Il Rispetto

“Meeting Elio, I tried, deep within myself, to remember his deeds and his work, beyond the illness that so often reduces every patient to a number, so that I might recall how important the respect he had shown me was: first as a person, then as a physician. Not because I deserved it or because it was professionally required, but because it is the right way to begin any relationship.

From an anthropological perspective, dignity resides in the intersubjectivity of every human being. This is what a dear professor of mine used to say in medical school: human dignity is never bound to utility, but always to relationship, to the feeling that such a relationship secretes. Respect lives within the relationship. Within a respectful relationship, we learn to live the dignity of everyday life.

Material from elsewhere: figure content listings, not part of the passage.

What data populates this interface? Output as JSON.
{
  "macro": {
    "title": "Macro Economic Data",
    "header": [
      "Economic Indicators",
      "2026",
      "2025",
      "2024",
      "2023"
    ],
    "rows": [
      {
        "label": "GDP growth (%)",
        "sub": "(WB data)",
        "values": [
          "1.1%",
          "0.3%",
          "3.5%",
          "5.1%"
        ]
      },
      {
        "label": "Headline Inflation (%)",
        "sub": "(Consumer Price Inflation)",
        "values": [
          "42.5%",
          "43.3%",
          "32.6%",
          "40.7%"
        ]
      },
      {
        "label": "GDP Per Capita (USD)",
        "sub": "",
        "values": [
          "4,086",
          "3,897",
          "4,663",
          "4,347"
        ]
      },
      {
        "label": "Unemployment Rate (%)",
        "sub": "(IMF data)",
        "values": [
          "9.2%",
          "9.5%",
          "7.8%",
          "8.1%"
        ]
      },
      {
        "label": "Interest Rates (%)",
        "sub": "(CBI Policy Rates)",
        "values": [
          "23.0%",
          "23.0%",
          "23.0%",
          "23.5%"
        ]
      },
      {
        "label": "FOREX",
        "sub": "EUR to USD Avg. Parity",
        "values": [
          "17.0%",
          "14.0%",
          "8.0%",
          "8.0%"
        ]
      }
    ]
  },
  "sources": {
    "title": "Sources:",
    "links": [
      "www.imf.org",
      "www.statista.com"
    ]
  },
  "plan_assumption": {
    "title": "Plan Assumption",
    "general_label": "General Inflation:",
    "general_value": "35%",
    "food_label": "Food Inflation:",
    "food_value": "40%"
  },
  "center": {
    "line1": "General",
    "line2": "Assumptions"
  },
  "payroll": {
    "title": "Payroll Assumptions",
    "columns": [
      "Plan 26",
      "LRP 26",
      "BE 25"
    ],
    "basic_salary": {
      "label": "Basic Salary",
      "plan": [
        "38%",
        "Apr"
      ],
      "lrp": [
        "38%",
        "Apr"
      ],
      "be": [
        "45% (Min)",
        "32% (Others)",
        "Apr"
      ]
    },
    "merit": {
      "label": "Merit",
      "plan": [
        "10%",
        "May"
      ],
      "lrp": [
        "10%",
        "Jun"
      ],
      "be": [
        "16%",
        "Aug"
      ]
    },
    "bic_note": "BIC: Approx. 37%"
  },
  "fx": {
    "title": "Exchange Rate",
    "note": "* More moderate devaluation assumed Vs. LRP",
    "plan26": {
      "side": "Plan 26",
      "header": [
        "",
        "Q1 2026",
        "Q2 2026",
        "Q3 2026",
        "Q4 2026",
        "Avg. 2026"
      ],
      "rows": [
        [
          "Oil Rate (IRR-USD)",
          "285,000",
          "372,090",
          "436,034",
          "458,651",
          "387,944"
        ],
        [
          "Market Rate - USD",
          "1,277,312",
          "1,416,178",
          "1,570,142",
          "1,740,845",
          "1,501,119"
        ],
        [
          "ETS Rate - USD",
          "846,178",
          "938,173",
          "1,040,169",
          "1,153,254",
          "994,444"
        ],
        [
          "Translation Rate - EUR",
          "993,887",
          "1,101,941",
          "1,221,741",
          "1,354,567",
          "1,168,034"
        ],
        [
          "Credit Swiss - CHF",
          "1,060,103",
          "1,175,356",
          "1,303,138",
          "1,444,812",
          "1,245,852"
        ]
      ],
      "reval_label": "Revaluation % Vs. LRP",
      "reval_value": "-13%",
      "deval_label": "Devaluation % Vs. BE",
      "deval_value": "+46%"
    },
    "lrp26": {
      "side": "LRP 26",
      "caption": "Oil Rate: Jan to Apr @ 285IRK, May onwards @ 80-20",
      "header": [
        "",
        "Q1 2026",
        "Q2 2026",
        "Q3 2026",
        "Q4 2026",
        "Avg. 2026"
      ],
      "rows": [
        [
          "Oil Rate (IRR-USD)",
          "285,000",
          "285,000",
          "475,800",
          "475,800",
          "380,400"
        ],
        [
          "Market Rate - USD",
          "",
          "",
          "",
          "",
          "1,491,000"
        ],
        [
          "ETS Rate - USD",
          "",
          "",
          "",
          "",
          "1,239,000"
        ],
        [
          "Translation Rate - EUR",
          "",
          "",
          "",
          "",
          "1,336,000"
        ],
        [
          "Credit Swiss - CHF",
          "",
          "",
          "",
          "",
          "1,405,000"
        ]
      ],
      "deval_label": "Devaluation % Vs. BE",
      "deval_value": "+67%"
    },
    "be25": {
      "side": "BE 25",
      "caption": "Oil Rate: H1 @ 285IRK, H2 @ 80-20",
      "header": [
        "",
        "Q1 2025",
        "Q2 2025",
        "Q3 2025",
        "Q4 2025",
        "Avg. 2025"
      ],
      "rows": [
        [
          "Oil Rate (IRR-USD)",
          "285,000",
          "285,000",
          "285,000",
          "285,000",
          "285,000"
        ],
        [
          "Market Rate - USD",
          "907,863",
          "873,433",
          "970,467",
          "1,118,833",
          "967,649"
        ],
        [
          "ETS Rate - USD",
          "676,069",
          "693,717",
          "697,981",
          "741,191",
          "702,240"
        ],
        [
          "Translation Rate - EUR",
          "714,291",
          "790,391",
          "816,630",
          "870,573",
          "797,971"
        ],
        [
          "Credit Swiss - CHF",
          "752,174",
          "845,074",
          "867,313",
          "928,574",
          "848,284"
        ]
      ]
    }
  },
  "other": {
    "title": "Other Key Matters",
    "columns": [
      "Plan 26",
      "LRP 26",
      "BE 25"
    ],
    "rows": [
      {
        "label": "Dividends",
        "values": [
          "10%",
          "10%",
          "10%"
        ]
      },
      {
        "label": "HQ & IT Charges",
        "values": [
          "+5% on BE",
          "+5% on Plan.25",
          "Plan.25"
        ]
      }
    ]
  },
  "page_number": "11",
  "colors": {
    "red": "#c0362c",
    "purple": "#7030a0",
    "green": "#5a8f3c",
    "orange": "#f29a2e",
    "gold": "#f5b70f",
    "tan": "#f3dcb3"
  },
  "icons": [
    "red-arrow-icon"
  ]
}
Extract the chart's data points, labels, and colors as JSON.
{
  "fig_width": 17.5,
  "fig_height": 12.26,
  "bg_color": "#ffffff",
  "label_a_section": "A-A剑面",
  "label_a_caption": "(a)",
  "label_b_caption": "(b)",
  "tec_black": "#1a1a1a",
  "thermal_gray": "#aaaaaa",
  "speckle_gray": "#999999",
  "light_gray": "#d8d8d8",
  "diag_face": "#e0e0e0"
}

Elio and Gabriele, in my view, were existentialists—two men condemned to be free to believe that the future does not exist, yet that everything can be lived with dignity and purpose, if grounded in respect for and appreciation of others, in the right ways and at the right times.

When I switch off the Acers in the clinic at night, a silence remains that tastes of time—full and present. It carries the scent of a maple tree and its resin. It carries the spes of Elio and Gabriele. The time that precedes every authentic encounter is a silence that is both seed and soil—capable of immense care and patience. In that moment, within that extinguished and open space of time, the physician becomes a seasoned humanist, asking neither gratitude nor deference, but only pure respect.

When respect fails, the relationship gives way. Spes collapses. The honestum—the honor inherent in every gesture—falls into the oblivion of data and sterile matter. Medicine, which speaks of doctors and patients, ultimately loses its sacredness and its honor. And it leaves behind fears and indelible unhappiness.”